Data is fed from the court to SAP's Hana cloud platform, then back down to the court-side iPads, which update every 15 seconds to give coaches a near-realtime view of their player's performance, and the performance of their opponent. Hawk-Eye cameras, where available, are also used to feed data into the app.
The app is already packed with instant stats and feeds, but much more could be offered. Jenni Lewis, head of global sponsorships technology at SAP, said: "We have taken great steps to do this slowly so the player community is ready for it. We could have delivered 50 stats from day one but we didn't want to confuse everyone." The app can be programmed by coaches before the match begins to show data relevant to them and how they want their player's performance to improve.
Angelique Kerber, world number 14, said during a panel discussion: "[My coach] is very excited that this has come out, I'm really looking forward to it and it's a big step to the future. I have decided to use it ... because it helps my game and can help turn around the match if I'm struggling."
Lindsay Davenport, former world number one, broadcaster and now coach, also backs the introduction of new technology into a traditionally analogue sport. "It's good for giving tips about the opponent and what their strategies will be. We can see what her opponent's best return is. Televised coaching visits will also get better and give more insight into the player/coach relationship."
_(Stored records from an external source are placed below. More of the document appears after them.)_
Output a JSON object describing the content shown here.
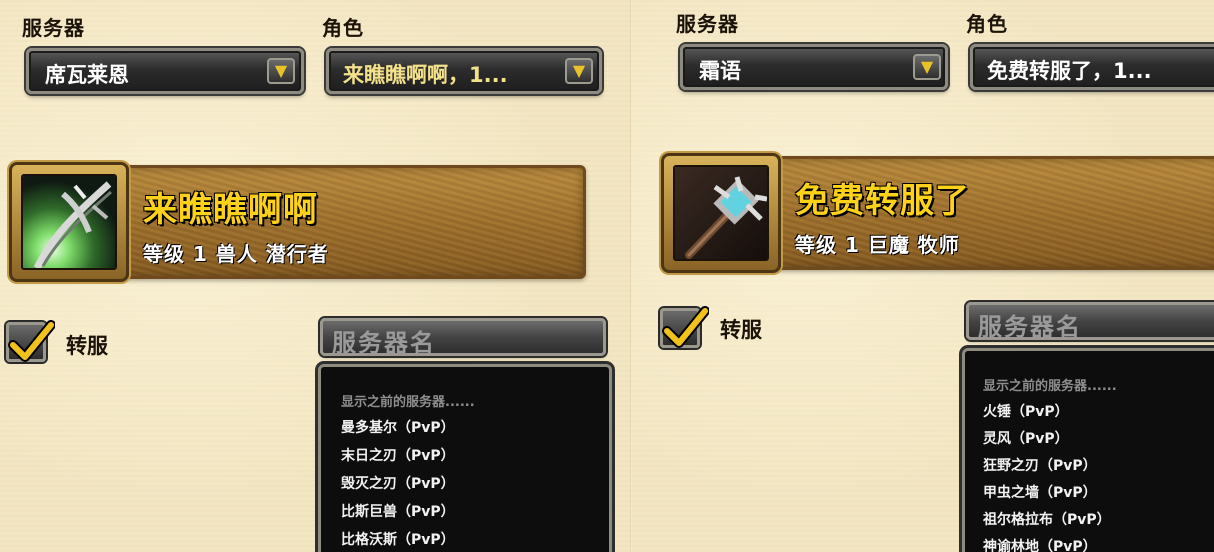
{
  "left": {
    "server_label": "服务器",
    "server_value": "席瓦莱恩",
    "role_label": "角色",
    "role_value": "来瞧瞧啊啊，1...",
    "character": {
      "name": "来瞧瞧啊啊",
      "info": "等级 1 兽人 潜行者"
    },
    "transfer_label": "转服",
    "transfer_checked": true,
    "server_name_placeholder": "服务器名",
    "list_hint": "显示之前的服务器......",
    "servers": [
      "曼多基尔（PvP）",
      "末日之刃（PvP）",
      "毁灭之刃（PvP）",
      "比斯巨兽（PvP）",
      "比格沃斯（PvP）"
    ]
  },
  "right": {
    "server_label": "服务器",
    "server_value": "霜语",
    "role_label": "角色",
    "role_value": "免费转服了，1...",
    "character": {
      "name": "免费转服了",
      "info": "等级 1 巨魔 牧师"
    },
    "transfer_label": "转服",
    "transfer_checked": true,
    "server_name_placeholder": "服务器名",
    "list_hint": "显示之前的服务器......",
    "servers": [
      "火锤（PvP）",
      "灵风（PvP）",
      "狂野之刃（PvP）",
      "甲虫之墙（PvP）",
      "祖尔格拉布（PvP）",
      "神谕林地（PvP）"
    ]
  },
  "icons": {
    "dropdown_arrow": "arrow-down-icon",
    "check": "checkmark-icon",
    "left_portrait": "rogue-dagger-icon",
    "right_portrait": "priest-mace-icon"
  },
  "colors": {
    "parchment": "#f3e6c3",
    "gold_text": "#ffd21a",
    "pale_gold_text": "#f3e08a",
    "banner_brown": "#9b6d2a"
  }
}
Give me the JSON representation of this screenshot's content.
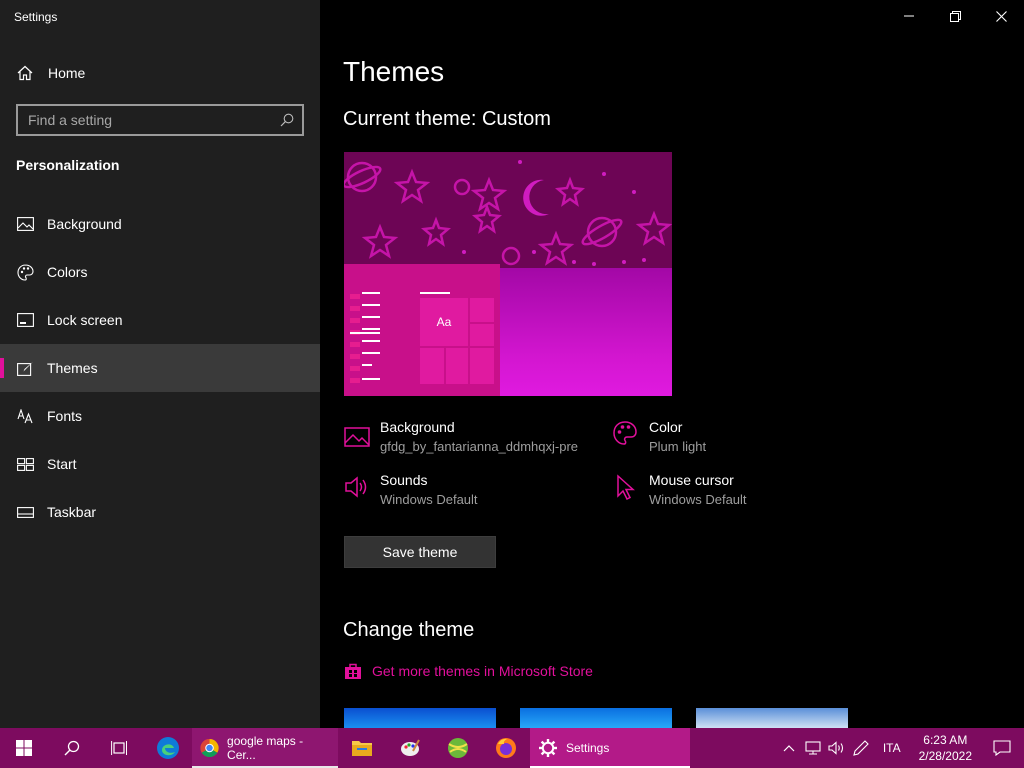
{
  "window": {
    "title": "Settings"
  },
  "sidebar": {
    "home_label": "Home",
    "search_placeholder": "Find a setting",
    "section_title": "Personalization",
    "items": [
      {
        "label": "Background",
        "icon": "picture-icon"
      },
      {
        "label": "Colors",
        "icon": "palette-icon"
      },
      {
        "label": "Lock screen",
        "icon": "lock-screen-icon"
      },
      {
        "label": "Themes",
        "icon": "themes-brush-icon",
        "selected": true
      },
      {
        "label": "Fonts",
        "icon": "fonts-icon"
      },
      {
        "label": "Start",
        "icon": "start-icon"
      },
      {
        "label": "Taskbar",
        "icon": "taskbar-icon"
      }
    ]
  },
  "main": {
    "title": "Themes",
    "current_theme": "Current theme: Custom",
    "preview_sample": "Aa",
    "details": {
      "background": {
        "label": "Background",
        "value": "gfdg_by_fantarianna_ddmhqxj-pre"
      },
      "color": {
        "label": "Color",
        "value": "Plum light"
      },
      "sounds": {
        "label": "Sounds",
        "value": "Windows Default"
      },
      "mouse": {
        "label": "Mouse cursor",
        "value": "Windows Default"
      }
    },
    "save_button": "Save theme",
    "change_title": "Change theme",
    "store_link": "Get more themes in Microsoft Store"
  },
  "taskbar": {
    "apps": [
      {
        "label": "google maps - Cer...",
        "icon": "chrome-icon"
      },
      {
        "label": "Settings",
        "icon": "gear-icon"
      }
    ],
    "language": "ITA",
    "time": "6:23 AM",
    "date": "2/28/2022"
  },
  "colors": {
    "accent": "#e1109b",
    "taskbar": "#7d0b5f",
    "sidebar": "#1f1f1f"
  }
}
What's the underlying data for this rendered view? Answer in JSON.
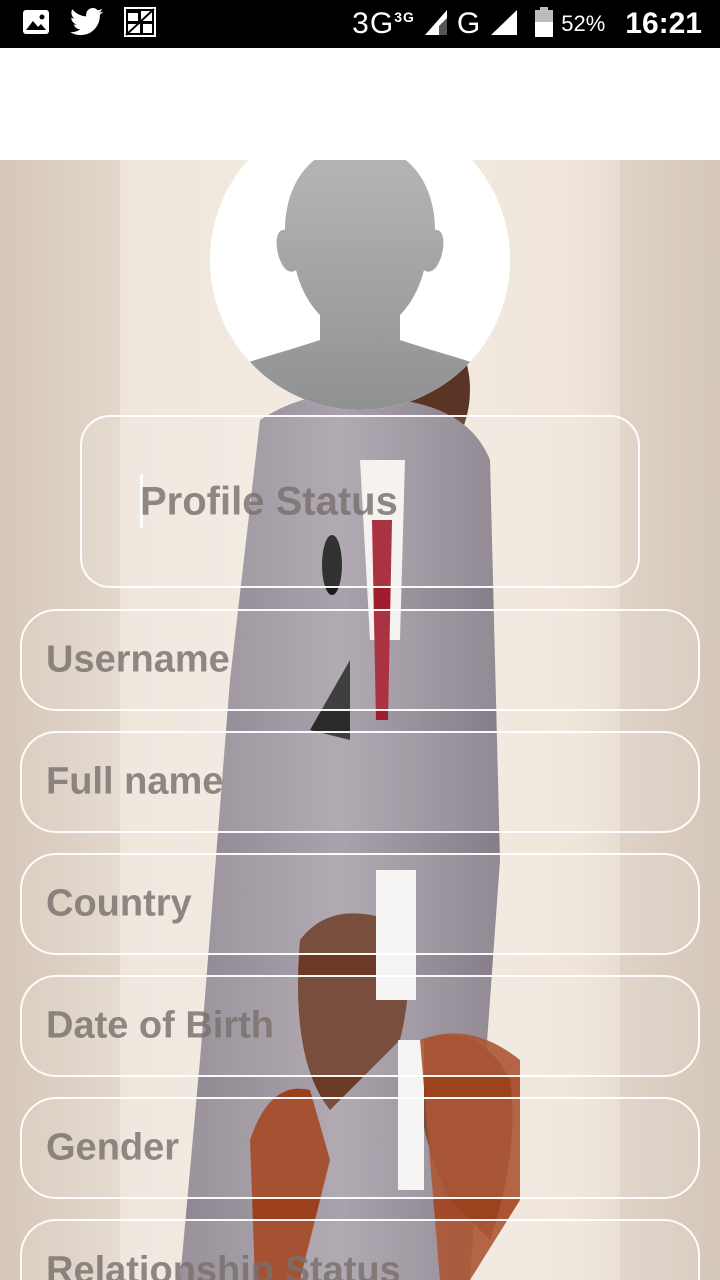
{
  "status_bar": {
    "network_primary": "3G",
    "network_primary_sup": "3G",
    "network_secondary": "G",
    "battery": "52%",
    "time": "16:21",
    "icons": [
      "image-icon",
      "twitter-icon",
      "app-icon",
      "signal-icon",
      "battery-icon"
    ]
  },
  "profile": {
    "avatar_icon": "person-silhouette-icon",
    "status_placeholder": "Profile Status"
  },
  "form": {
    "fields": [
      {
        "label": "Username"
      },
      {
        "label": "Full name"
      },
      {
        "label": "Country"
      },
      {
        "label": "Date of Birth"
      },
      {
        "label": "Gender"
      },
      {
        "label": "Relationship Status"
      }
    ]
  },
  "colors": {
    "status_bar_bg": "#000000",
    "field_border": "#ffffff",
    "placeholder_text": "#78706c"
  }
}
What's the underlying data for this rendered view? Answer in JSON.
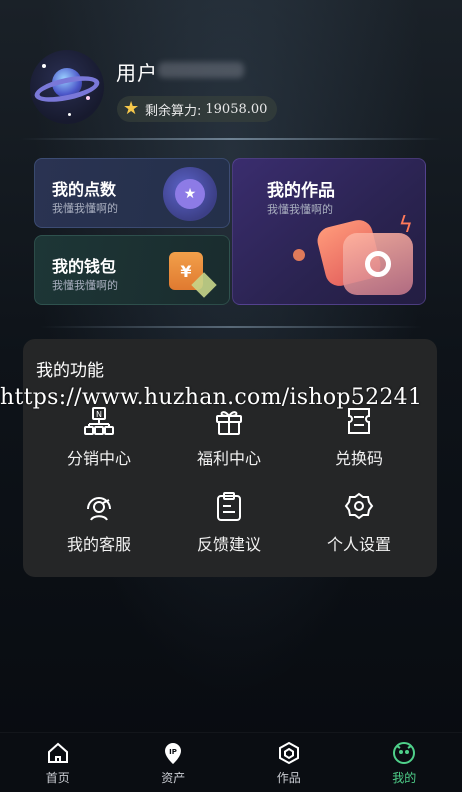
{
  "header": {
    "username": "用户",
    "compute_label": "剩余算力:",
    "compute_value": "19058.00"
  },
  "cards": {
    "points": {
      "title": "我的点数",
      "subtitle": "我懂我懂啊的"
    },
    "wallet": {
      "title": "我的钱包",
      "subtitle": "我懂我懂啊的",
      "icon_symbol": "¥"
    },
    "works": {
      "title": "我的作品",
      "subtitle": "我懂我懂啊的"
    }
  },
  "functions": {
    "title": "我的功能",
    "items": [
      {
        "label": "分销中心",
        "icon": "distribution-icon"
      },
      {
        "label": "福利中心",
        "icon": "gift-icon"
      },
      {
        "label": "兑换码",
        "icon": "ticket-icon"
      },
      {
        "label": "我的客服",
        "icon": "customer-service-icon"
      },
      {
        "label": "反馈建议",
        "icon": "clipboard-icon"
      },
      {
        "label": "个人设置",
        "icon": "settings-gear-icon"
      }
    ]
  },
  "watermark": "https://www.huzhan.com/ishop52241",
  "tabbar": {
    "tabs": [
      {
        "label": "首页",
        "icon": "home-icon",
        "active": false
      },
      {
        "label": "资产",
        "icon": "ip-pin-icon",
        "active": false
      },
      {
        "label": "作品",
        "icon": "hexagon-icon",
        "active": false
      },
      {
        "label": "我的",
        "icon": "smile-face-icon",
        "active": true
      }
    ]
  },
  "colors": {
    "accent_active_tab": "#4fd08a",
    "panel_bg": "#252627",
    "star_gold": "#f6c84b"
  }
}
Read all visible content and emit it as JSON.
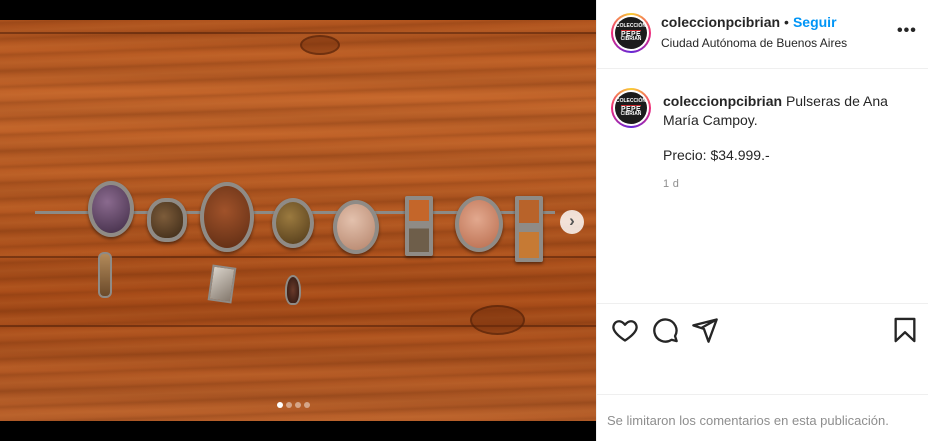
{
  "post": {
    "username": "coleccionpcibrian",
    "follow_label": "Seguir",
    "separator": "•",
    "location": "Ciudad Autónoma de Buenos Aires",
    "more_label": "•••",
    "caption_text": "Pulseras de Ana María Campoy.",
    "price": "Precio: $34.999.-",
    "time_ago": "1 d",
    "comments_disabled": "Se limitaron los comentarios en esta publicación."
  },
  "avatar": {
    "line1": "COLECCIÓN",
    "line2": "PEPE",
    "line3": "CIBRIAN"
  },
  "carousel": {
    "count": 4,
    "active_index": 0,
    "next_icon": "chevron-right-icon"
  },
  "icons": [
    "heart-icon",
    "comment-icon",
    "share-icon",
    "bookmark-icon"
  ],
  "colors": {
    "accent": "#0095f6",
    "text": "#262626",
    "muted": "#8e8e8e",
    "border": "#efefef"
  }
}
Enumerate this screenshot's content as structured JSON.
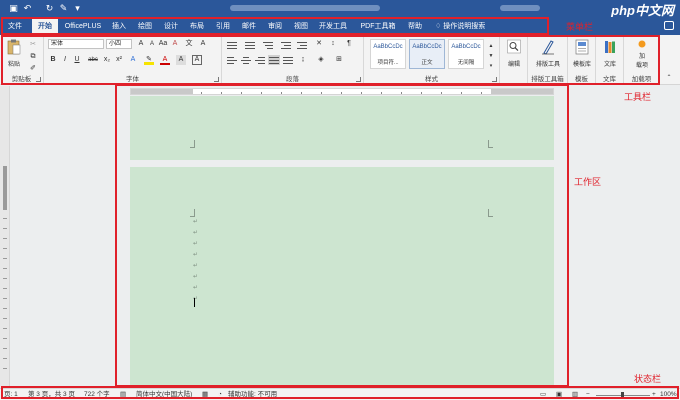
{
  "menu": {
    "tabs": [
      "文件",
      "开始",
      "OfficePLUS",
      "插入",
      "绘图",
      "设计",
      "布局",
      "引用",
      "邮件",
      "审阅",
      "视图",
      "开发工具",
      "PDF工具箱",
      "帮助"
    ],
    "active_tab": "开始",
    "help_search": "操作说明搜索"
  },
  "watermark": "php中文网",
  "ribbon": {
    "clipboard": {
      "paste_label": "粘贴",
      "group_label": "剪贴板"
    },
    "font": {
      "font_name": "宋体",
      "font_size": "小四",
      "buttons": [
        "B",
        "I",
        "U",
        "abc",
        "x₂",
        "x²",
        "A",
        "A",
        "A",
        "Aa",
        "A",
        "文"
      ],
      "group_label": "字体"
    },
    "paragraph": {
      "group_label": "段落"
    },
    "styles": {
      "items": [
        {
          "sample": "AaBbCcDc",
          "name": "项目符..."
        },
        {
          "sample": "AaBbCcDc",
          "name": "正文"
        },
        {
          "sample": "AaBbCcDc",
          "name": "无间隔"
        }
      ],
      "group_label": "样式"
    },
    "editing": {
      "label": "编辑"
    },
    "typeset": {
      "label": "排版工具",
      "group_label": "排版工具箱"
    },
    "templates": {
      "label": "模板库",
      "group_label": "模板"
    },
    "library": {
      "label": "文库",
      "group_label": "文库"
    },
    "addins": {
      "label_line1": "加",
      "label_line2": "载项",
      "group_label": "加载项"
    }
  },
  "annotations": {
    "menubar": "菜单栏",
    "toolbar": "工具栏",
    "workspace": "工作区",
    "statusbar": "状态栏"
  },
  "status": {
    "page_num": "页: 1",
    "page_of": "第 3 页，共 3 页",
    "words": "722 个字",
    "language": "简体中文(中国大陆)",
    "accessibility": "辅助功能: 不可用",
    "zoom": "100%"
  },
  "colors": {
    "title_blue": "#2b579a",
    "page_green": "#cde5d0",
    "annotation_red": "#e0202a"
  }
}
Sharing data with the fans
As much as SAP's coaching technology will help players, the system is equally beneficial to broadcasters and fans watching from home. Allaster said: "Sharing data with fans is a key part of the vision for us longterm. This data will dial up the competitiveness of the matches." But there is not yet a timeframe for when the data will be delivered to fans, or how; answering claims that fans already look at their screens more than the game in front of them, Allaster said the new tech will become part of the experience and the WTA is "looking at finding the right mix" between watching live action and looking at a screen.
Open to all
Although plans for broadcasting data from SAP haven't yet been finalised, the system is now up and running for WTA players, and it's a level playing field for all. Davenport said: "The hope is that every player, if you're ranked 80 or two, will benefit. Some will want tactics, some will want [to analyse] power and movement. If it's available to all players, that's the big thing, not just show courts. It will be a big benefit to all players."